6. Chloroplast genome

The chloroplast is the green plastid in land plants, algae and some protists. As the site in the cell where photosynthesis takes place, chloroplasts are responsible for much of the world's primary productivity, making chloroplasts essential to the lives of plants and animals alike. Agriculture, animal farming, and fossil fuels such as coal and oil are all "products" of photosynthesis that took place in chloroplasts. Other important activities that occur in chloroplasts (and several non-photosynthetic plastid types) include the production of starch, certain amino acids and lipids, some of the colorful pigments in flowers, and some key aspects of sulfur and nitrogen metabolism. The interactions between plastid and nuclear encoded transcription and translation process is elaborated in Figure 21.7.
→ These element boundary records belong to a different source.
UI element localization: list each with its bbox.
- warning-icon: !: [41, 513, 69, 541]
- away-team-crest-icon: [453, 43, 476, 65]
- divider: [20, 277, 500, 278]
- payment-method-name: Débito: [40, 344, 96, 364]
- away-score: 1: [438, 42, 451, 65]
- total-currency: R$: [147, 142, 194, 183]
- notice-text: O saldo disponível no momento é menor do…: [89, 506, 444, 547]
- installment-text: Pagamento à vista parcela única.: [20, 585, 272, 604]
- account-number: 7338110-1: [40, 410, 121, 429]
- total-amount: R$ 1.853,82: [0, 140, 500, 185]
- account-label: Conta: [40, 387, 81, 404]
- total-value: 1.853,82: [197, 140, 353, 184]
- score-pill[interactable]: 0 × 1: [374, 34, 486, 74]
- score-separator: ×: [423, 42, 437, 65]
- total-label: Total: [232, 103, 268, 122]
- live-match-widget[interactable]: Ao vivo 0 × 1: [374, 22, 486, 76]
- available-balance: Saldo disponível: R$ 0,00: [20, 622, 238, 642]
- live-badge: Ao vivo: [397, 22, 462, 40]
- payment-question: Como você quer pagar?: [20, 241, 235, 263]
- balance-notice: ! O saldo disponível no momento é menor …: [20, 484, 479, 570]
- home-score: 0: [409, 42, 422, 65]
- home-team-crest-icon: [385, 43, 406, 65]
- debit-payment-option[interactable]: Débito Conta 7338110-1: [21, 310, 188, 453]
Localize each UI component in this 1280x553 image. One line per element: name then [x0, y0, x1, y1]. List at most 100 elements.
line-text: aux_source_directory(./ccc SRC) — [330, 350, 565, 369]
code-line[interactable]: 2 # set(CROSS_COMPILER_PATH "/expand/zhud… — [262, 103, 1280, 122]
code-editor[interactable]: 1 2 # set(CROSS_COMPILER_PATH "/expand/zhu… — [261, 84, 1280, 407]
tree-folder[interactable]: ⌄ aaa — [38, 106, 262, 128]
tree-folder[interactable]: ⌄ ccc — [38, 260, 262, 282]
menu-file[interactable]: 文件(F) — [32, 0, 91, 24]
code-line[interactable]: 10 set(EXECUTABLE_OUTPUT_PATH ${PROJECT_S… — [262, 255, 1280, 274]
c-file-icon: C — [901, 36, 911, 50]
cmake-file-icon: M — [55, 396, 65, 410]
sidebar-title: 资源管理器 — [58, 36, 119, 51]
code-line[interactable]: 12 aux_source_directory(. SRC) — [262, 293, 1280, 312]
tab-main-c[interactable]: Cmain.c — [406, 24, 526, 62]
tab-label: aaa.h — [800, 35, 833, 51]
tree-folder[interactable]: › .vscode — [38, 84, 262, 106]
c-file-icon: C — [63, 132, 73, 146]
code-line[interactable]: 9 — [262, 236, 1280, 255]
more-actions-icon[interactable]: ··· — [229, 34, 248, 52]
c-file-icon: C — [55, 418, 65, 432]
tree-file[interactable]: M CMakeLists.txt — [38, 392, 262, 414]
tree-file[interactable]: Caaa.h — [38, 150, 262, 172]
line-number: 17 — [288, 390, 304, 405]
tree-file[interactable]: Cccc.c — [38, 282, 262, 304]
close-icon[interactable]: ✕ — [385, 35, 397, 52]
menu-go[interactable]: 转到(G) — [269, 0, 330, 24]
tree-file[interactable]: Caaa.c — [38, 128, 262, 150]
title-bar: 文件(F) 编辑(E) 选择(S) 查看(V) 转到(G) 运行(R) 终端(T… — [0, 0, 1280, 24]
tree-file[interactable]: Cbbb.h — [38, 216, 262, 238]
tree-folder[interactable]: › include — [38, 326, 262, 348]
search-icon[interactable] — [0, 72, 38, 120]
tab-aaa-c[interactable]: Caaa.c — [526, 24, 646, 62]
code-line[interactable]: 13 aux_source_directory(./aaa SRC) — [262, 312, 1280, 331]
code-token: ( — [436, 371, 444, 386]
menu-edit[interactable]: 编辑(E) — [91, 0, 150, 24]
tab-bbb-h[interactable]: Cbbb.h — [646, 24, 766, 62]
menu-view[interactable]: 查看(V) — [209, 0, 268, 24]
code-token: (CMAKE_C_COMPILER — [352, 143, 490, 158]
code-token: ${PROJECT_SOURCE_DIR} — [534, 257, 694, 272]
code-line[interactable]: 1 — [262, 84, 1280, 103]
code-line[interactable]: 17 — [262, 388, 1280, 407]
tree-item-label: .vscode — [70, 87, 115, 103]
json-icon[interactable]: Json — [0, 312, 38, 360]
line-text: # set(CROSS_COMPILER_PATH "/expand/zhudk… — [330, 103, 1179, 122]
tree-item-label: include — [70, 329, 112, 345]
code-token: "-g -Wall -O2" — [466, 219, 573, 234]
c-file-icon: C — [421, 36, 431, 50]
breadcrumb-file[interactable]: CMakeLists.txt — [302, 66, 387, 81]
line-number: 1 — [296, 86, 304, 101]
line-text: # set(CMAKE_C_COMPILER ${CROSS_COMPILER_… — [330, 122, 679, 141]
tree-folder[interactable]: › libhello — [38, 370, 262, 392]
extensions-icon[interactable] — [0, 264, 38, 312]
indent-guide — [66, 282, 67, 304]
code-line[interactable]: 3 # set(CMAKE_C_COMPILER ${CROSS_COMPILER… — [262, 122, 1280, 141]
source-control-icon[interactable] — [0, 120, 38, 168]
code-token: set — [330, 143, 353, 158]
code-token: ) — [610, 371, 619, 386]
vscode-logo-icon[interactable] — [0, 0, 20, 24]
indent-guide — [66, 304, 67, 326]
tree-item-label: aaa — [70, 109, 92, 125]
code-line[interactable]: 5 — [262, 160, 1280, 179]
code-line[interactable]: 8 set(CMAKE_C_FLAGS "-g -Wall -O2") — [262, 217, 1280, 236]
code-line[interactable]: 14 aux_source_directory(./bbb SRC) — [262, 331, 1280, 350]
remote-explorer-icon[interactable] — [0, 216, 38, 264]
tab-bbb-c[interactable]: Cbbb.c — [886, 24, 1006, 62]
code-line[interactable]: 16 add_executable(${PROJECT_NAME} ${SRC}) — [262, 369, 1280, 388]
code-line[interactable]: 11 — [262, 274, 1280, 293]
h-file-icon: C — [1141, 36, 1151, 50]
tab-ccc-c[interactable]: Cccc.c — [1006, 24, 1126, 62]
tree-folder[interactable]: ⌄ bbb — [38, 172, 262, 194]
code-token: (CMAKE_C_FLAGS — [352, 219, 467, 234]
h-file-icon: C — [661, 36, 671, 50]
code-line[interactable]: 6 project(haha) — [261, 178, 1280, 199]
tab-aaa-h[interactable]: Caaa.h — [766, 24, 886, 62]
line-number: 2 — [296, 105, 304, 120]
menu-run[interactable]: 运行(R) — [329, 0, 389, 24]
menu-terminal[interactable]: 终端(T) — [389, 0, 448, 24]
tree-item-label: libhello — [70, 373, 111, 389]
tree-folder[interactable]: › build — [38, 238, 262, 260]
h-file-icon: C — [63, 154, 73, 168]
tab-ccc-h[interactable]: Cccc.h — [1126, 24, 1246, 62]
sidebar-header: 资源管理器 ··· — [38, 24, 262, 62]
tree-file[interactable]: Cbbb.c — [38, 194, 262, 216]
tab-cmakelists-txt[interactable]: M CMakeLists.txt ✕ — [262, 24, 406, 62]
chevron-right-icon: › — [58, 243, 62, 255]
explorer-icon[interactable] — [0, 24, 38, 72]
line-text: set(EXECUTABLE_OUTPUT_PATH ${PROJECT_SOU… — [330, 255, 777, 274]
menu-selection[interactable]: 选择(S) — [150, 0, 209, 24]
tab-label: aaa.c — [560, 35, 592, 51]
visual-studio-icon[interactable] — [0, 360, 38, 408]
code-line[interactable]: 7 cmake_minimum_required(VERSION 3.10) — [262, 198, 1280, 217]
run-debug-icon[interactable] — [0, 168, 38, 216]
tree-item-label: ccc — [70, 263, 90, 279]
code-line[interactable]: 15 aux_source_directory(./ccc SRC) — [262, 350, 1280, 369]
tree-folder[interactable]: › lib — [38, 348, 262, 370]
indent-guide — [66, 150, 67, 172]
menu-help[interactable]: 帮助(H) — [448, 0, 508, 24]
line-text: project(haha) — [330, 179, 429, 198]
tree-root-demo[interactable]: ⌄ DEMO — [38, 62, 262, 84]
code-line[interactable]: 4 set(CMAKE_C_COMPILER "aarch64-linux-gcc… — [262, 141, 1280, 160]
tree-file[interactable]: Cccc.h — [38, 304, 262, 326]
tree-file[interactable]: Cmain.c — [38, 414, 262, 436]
All plastids considered to date contain their own DNA, which is actually a reduced "genome" derived from a cyanobacterial ancestor that was captured early in the evolution of the eukaryotic cell. The chloroplast genome encodes for all the rRNA & tRNA species required for protein synthesis. The ribosomes contain two small rRNAs in addition to the major species. The chloroplast genome codes for ~50 proteins, including RNA polymerase & some ribosomal proteins. Again the rule is that organelle genes are transcribed & translated the apparatus of the organelle. The chloroplast genome of the higher plants varies in length, but displays a characteristic landmark. It has a lengthening sequence, 10-24kb depending on the plants, that is present in two identical copies as an inverted repeat (Gene that are coded within the inverted repeats are present in two copies per genome & include the rRNA genes).

Figure 21.7: Model of the interactions between plastid and nuclear encoded transcription and translation products. TS: transit sequence: a N-terminal section of the polypeptide chain, essential for the penetration of the polypeptide across the membrane, subsequently being cleaved off proteolytically.